Яо улыбнулся, явно уверенный в своей правоте:
– За пять минут до еды – или до фруктового коктейля в период голодания – звонит колокол. Мы просим вас приходить в столовую сразу, как только его услышите.
– Безусловно, – ответила Фрэнсис, хотя в ней и нарастало ощущение ужаса. Она совсем забыла о периодах голодания. – А у вас есть… доставка еды в номер?
– К сожалению, нет, но утренний и вечерний коктейли будут приносить вам в комнату, – сказал Яо.
– А что, клубных сэндвичей в полночь нет?
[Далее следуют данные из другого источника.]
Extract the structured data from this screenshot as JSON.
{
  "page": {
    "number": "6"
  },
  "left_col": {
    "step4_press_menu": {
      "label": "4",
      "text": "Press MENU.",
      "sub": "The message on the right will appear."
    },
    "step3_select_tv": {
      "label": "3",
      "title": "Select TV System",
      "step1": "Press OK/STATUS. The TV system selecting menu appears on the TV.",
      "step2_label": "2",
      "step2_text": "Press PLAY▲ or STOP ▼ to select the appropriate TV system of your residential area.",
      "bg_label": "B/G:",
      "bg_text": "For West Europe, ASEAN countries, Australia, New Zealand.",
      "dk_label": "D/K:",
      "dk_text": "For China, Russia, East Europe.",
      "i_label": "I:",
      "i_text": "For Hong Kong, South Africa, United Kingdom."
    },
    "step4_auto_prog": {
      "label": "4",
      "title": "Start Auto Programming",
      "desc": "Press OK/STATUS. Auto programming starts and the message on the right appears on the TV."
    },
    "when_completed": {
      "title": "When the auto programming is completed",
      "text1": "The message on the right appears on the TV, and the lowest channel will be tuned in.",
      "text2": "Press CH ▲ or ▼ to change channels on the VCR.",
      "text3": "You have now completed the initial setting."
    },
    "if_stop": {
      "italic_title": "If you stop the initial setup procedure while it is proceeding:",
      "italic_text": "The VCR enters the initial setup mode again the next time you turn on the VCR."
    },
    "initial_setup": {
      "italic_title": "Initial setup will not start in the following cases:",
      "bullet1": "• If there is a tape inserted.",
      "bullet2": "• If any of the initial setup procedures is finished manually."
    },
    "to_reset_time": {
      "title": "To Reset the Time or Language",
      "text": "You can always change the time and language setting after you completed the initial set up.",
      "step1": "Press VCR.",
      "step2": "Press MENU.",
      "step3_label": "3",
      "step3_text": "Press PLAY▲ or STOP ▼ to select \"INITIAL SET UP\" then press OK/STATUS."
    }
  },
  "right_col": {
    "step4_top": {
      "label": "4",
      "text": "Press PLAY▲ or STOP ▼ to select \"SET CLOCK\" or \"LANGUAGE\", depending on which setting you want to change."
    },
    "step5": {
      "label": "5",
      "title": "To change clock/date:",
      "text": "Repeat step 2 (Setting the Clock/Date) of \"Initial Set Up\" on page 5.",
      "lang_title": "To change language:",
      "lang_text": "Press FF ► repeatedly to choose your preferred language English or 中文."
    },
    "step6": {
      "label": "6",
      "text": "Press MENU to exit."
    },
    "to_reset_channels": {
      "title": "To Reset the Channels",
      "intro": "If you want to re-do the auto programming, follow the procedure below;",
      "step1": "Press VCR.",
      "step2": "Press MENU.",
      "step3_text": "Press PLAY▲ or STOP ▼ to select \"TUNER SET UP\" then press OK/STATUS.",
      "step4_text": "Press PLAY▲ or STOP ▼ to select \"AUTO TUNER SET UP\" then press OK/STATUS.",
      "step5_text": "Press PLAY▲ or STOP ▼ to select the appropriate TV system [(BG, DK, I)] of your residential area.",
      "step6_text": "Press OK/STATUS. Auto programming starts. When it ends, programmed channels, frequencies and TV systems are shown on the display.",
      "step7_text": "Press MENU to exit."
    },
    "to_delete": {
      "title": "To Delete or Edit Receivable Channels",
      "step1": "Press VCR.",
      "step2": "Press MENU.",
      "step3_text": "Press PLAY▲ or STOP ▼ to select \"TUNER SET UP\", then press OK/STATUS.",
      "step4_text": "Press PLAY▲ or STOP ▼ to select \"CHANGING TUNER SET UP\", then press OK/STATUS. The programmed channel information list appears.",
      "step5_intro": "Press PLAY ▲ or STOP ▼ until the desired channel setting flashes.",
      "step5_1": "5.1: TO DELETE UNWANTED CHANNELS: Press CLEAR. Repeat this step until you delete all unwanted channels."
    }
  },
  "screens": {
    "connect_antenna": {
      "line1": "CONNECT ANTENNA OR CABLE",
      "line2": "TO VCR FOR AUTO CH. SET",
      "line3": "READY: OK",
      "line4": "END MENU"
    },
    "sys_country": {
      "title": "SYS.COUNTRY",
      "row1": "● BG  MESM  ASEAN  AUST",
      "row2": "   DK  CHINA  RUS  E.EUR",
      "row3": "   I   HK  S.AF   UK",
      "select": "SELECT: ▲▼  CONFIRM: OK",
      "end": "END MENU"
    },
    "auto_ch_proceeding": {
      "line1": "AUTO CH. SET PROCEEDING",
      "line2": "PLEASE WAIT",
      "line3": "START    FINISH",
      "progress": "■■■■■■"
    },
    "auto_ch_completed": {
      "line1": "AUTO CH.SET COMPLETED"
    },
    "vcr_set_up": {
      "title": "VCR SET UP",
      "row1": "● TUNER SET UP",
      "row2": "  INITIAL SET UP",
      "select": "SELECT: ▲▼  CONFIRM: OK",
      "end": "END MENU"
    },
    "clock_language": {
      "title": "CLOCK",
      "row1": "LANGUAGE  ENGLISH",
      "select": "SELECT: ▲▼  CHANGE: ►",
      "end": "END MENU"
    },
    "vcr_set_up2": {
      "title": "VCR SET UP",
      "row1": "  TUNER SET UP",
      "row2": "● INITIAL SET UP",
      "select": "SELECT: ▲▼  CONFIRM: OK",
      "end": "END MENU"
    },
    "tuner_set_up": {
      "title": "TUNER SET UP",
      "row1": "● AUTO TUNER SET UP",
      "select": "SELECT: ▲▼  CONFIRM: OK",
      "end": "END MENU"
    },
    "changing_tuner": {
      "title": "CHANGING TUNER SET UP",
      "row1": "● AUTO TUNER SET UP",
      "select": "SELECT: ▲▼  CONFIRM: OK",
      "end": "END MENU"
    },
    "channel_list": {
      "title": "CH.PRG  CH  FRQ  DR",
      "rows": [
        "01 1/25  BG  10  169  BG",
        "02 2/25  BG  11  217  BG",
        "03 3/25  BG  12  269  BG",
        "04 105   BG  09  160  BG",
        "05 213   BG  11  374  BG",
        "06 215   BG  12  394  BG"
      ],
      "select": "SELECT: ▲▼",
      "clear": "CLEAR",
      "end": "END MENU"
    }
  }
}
Яо с отвращением содрогнулся:
– Конечно нет! – Он провел ее через столовую в уютную гостиную, вдоль стен которой стояли книжные стеллажи; вокруг мраморного камина разместились кресла. – Лавандовая комната. В любое время, когда захотите покоя, пожалуйста, приходите сюда. Почитаете, попьете травяного чайку…
Некоторые слова он произносил с американским акцентом.
– Мило, – сказала Фрэнсис, успокоившись при виде книг.
Они подошли к закрытой двери с надписью «ПОСТОРОННИМ НЕ ВХОДИТЬ», выведенной по трафарету золотыми буквами, и у Фрэнсис, которая оставалась Фрэнсис, возникло сильное желание распахнуть ее. Комнаты отдыха только для членов клуба, в котором она не состояла, были невыносимы.
– Эта дверь ведет наверх, в кабинет директора. – Яо тихонько прикоснулся к двери. – Мы просим вас открывать ее, только если вам назначено.
– Конечно, – обиженно произнесла Фрэнсис.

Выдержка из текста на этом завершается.